SpoomplesMaxx is a generalist model with primary strengths in creative writing and roleplay, plus light competence at instruction following and reasoning.

The Mini brings the v2.1 data and training recipe to a 14B you can run on a single 24GB card. Smaller bird, same energy.

What's new in v2.1 Mini

The Mini keeps the v2.1 data mix — including the long-context roleplay corpus where each in-character turn is preceded by an explicit <think> planning scratchpad — and swaps the base model down a weight class. Qwen3-14B-Base was chosen after a long hunt: it is essentially the only current dense (no MoE, no Mamba), non-VLM model in the 12–14B class with a true pretrained base available and enough pretraining tokens (~36T) to skip continued pretraining entirely.

CHANGED SINCE v2.1 (30B)

Base model: Granite 4.1 30B -> Qwen3-14B-Base.

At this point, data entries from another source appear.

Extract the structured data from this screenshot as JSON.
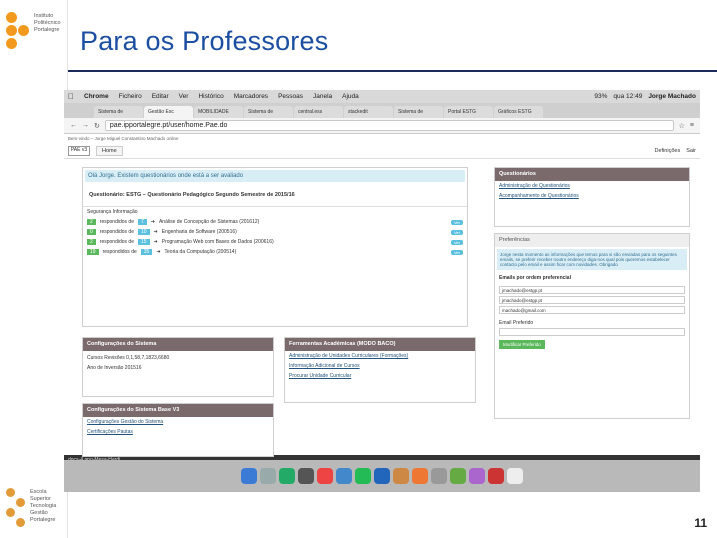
{
  "slide": {
    "title": "Para os Professores",
    "page_number": "11"
  },
  "logos": {
    "top_text": [
      "Instituto",
      "Politécnico",
      "Portalegre"
    ],
    "bottom_text": [
      "Escola",
      "Superior",
      "Tecnologia",
      "Gestão",
      "Portalegre"
    ]
  },
  "mac": {
    "menus": [
      "Chrome",
      "Ficheiro",
      "Editar",
      "Ver",
      "Histórico",
      "Marcadores",
      "Pessoas",
      "Janela",
      "Ajuda"
    ],
    "battery": "93%",
    "time": "qua 12:49",
    "user": "Jorge Machado"
  },
  "tabs": [
    "Sistema de",
    "Gestão Esc",
    "MOBILIDADE",
    "Sistema de",
    "central.ess",
    "stackedit",
    "Sistema de",
    "Portal ESTG",
    "Gráficos ESTG"
  ],
  "url": "pae.ipportalegre.pt/user/home.Pae.do",
  "crumb": "Bem-vindo – Jorge Miguel Constantino Machado online",
  "nav": {
    "logo": "PAE v3",
    "home": "Home",
    "settings": "Definições",
    "logout": "Sair"
  },
  "alert": "Olá Jorge. Existem questionários onde está a ser avaliado",
  "questionario": "Questionário: ESTG – Questionário Pedagógico Segundo Semestre de 2015/16",
  "seguranca": "Segurança Informação",
  "rows": [
    {
      "a": "2",
      "label": "respondidos de",
      "b": "7",
      "course": "Análise de Concepção de Sistemas (201612)"
    },
    {
      "a": "0",
      "label": "respondidos de",
      "b": "10",
      "course": "Engenharia de Software (200516)"
    },
    {
      "a": "2",
      "label": "respondidos de",
      "b": "15",
      "course": "Programação Web com Bases de Dados (200616)"
    },
    {
      "a": "19",
      "label": "respondidos de",
      "b": "35",
      "course": "Teoria da Computação (200514)"
    }
  ],
  "view": "Ver",
  "config_sistema": {
    "title": "Configurações do Sistema",
    "lines": [
      "Cursos Revisões 0,1,58,7,1823,6680",
      "Ano de Inversão 201516"
    ]
  },
  "config_base": {
    "title": "Configurações do Sistema Base V3",
    "links": [
      "Configurações Gestão do Sistema",
      "Certificações Pautas"
    ]
  },
  "ferramentas": {
    "title": "Ferramentas Académicas (MODO BACO)",
    "links": [
      "Administração de Unidades Curriculares (Formações)",
      "Informação Adicional de Cursos",
      "Procurar Unidade Curricular"
    ]
  },
  "questionarios": {
    "title": "Questionários",
    "links": [
      "Administração de Questionários",
      "Acompanhamento de Questionários"
    ]
  },
  "preferencias": {
    "title": "Preferências",
    "info": "Jorge nesta momento as informações que temos para si são enviadas para os seguintes emails, se preferir receber noutro endereço diga-nos qual pois queremos estabelecer contacto pelo email e assim ficar com novidades. Obrigado",
    "emails_title": "Emails por ordem preferencial",
    "emails": [
      "jmachado@estgp.pt",
      "jmachado@estgp.pt",
      "machado@gmail.com"
    ],
    "pref_label": "Email Preferido",
    "btn": "Modificar Preferido"
  },
  "status": "docs-4.ano-Mesa-Hardi...",
  "colors": {
    "accent": "#1c4ea1",
    "header": "#7a6a6c",
    "orange": "#f39a1e"
  }
}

Template is now standard ChatML with native <think>/</think> reasoning.
Control-token heal: a dedicated post-SFT training stage to revive Qwen3-Base's dead special tokens (see notice below).
Content-conditional thinking election (emergent -- see "Thinking behavior").

UNCHANGED

Same SFT corpus (aimeri/spoomplesmaxx-sft-full-v2), same story scratchpad format, same personas.
Still no tool-calling data -- reserved for a dedicated future run.
Still focused on creative writing, roleplay, and companion use.

The control-token heal (PSA for Qwen3-Base finetuners)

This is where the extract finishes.